In 1829 Mother Mary Elizabeth Lange (ca.1780-1882) founded the Oblate Sisters of Providence, the first African American Catholic order of nuns. For many years, the sisters operated the St. Francis Academy, a day and boarding school for African American children in Mount Vernon, located near the corner of
Park and Read streets. As the order grew, Mother Mary oversaw the establishment of schools in Philadelphia, New Orleans and St. Louis, and witnessed the Oblate Sisters of Providence expand into the Caribbean and Central America.
From 1858 to 1863, Hiram Rhodes Revels (1827-1911) became the minister of the Colored Presbyterian Church, located at 104 East Madison Street. During the Civil War, Revels raised the 4th and 39th Colored Troops in Baltimore. In 1870, after moving to Mississippi, Revels became the first African American U.S. Senator, ironically replacing Jefferson Davis, then former President of the Confederacy.
(Inscription under the image in the upper center) These quaint 19th century houses located in the 900 block of Tyson Street were homes to Irish rug weavers, laborers, washerwomen, free African Americans, and painters.
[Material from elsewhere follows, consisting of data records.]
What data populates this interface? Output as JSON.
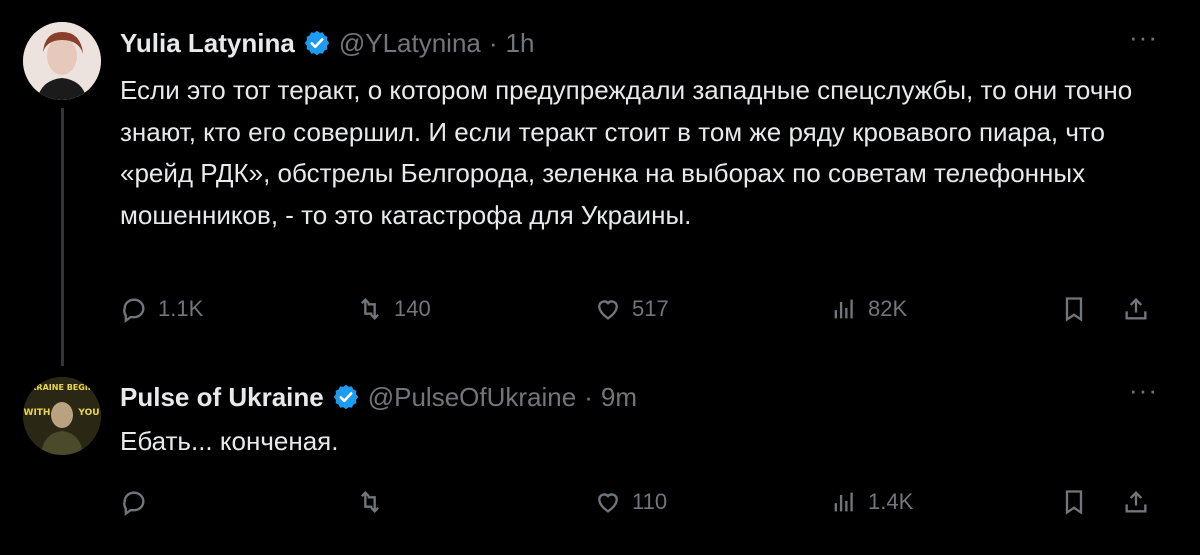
{
  "tweets": [
    {
      "name": "Yulia Latynina",
      "handle": "@YLatynina",
      "separator": "·",
      "time": "1h",
      "more": "···",
      "text": "Если это тот теракт, о котором предупреждали западные спецслужбы, то они точно знают, кто его совершил. И если теракт стоит в том же ряду кровавого пиара, что «рейд РДК», обстрелы Белгорода, зеленка на выборах по советам телефонных мошенников, - то это катастрофа для Украины.",
      "replies": "1.1K",
      "retweets": "140",
      "likes": "517",
      "views": "82K"
    },
    {
      "name": "Pulse of Ukraine",
      "handle": "@PulseOfUkraine",
      "separator": "·",
      "time": "9m",
      "more": "···",
      "text": "Ебать... конченая.",
      "replies": "",
      "retweets": "",
      "likes": "110",
      "views": "1.4K",
      "avatar_text": [
        "UKRAINE BEGINS",
        "WITH",
        "YOU"
      ]
    }
  ],
  "colors": {
    "background": "#000000",
    "text": "#e7e9ea",
    "muted": "#71767b",
    "verified": "#1d9bf0",
    "thread_line": "#333639"
  },
  "icons": [
    "reply-icon",
    "retweet-icon",
    "heart-icon",
    "views-icon",
    "bookmark-icon",
    "share-icon",
    "verified-badge-icon",
    "more-icon"
  ]
}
(Inscription under the images on the right) (1st image)-Mother Mary Elizabeth Lange, born in Haiti and educated in Santiago, Cuba, fled to Baltimore in 1813 and soon began teaching African American children in her home. Shortly thereafter, she moved to the corner of Park and Read streets, and opened the St. Francis Academy. Father James Hector Joubert (pictured on the right), encouraged Elizabeth Lange to found an order of nuns dedicated to the education of African American children. On Jul 2, 1829, Elizabeth Lange and three
other African American women professed their vows and became the founding members of the Oblate Sisters of Providence.
(2nd image)-Hiram Rhodes Revels (1827-1901), born in North Carolina as a free African American, attended seminary at Knox College in Galesburg, Illinois in 1856-57 where he was ordained as a minister. Revels served as pastor to the Madison Street Presbyterian Church in Baltimore from 1858 to 1863. After serving as U.S. Senator from 1870 to 1871, he became secretary of state for Mississippi in 1873. From 1876-1882 he served as president of Alcorn College in Mississippi.
(3rd image)-In 1879, the Albion Hotel was designed by architect Bruce Price in the then popular Second Empire Style. From the 1880s to the 1920s, Miss Ella Culbreth, an —- and well traveled school teacher, managed the hotel that catered to well-to-do-families. In 1983, the Albion Hotel was restored and rehabilitated into the Cathedral Court Apartments.
(4th image)-This image depicts the Emanuel Protestant Episcopal Church as it stood shortly before the 1910s. John Rudolph Niernson and James Crawford Neilson, Baltimore's first professional architectural firm, who were responsible for many houses in the Mount Vernon neighborhood, designed the church in 1854 in a simple English Country Gothic Style. In 1914, Ralph Adams Cram redesigned the interior nave and in 1919 architect Weldemar H. Ritter of Boston clothed the exterior with the current "Flemish Gothic Greenery.
(5th image)-The "Read Street scene" in 1967.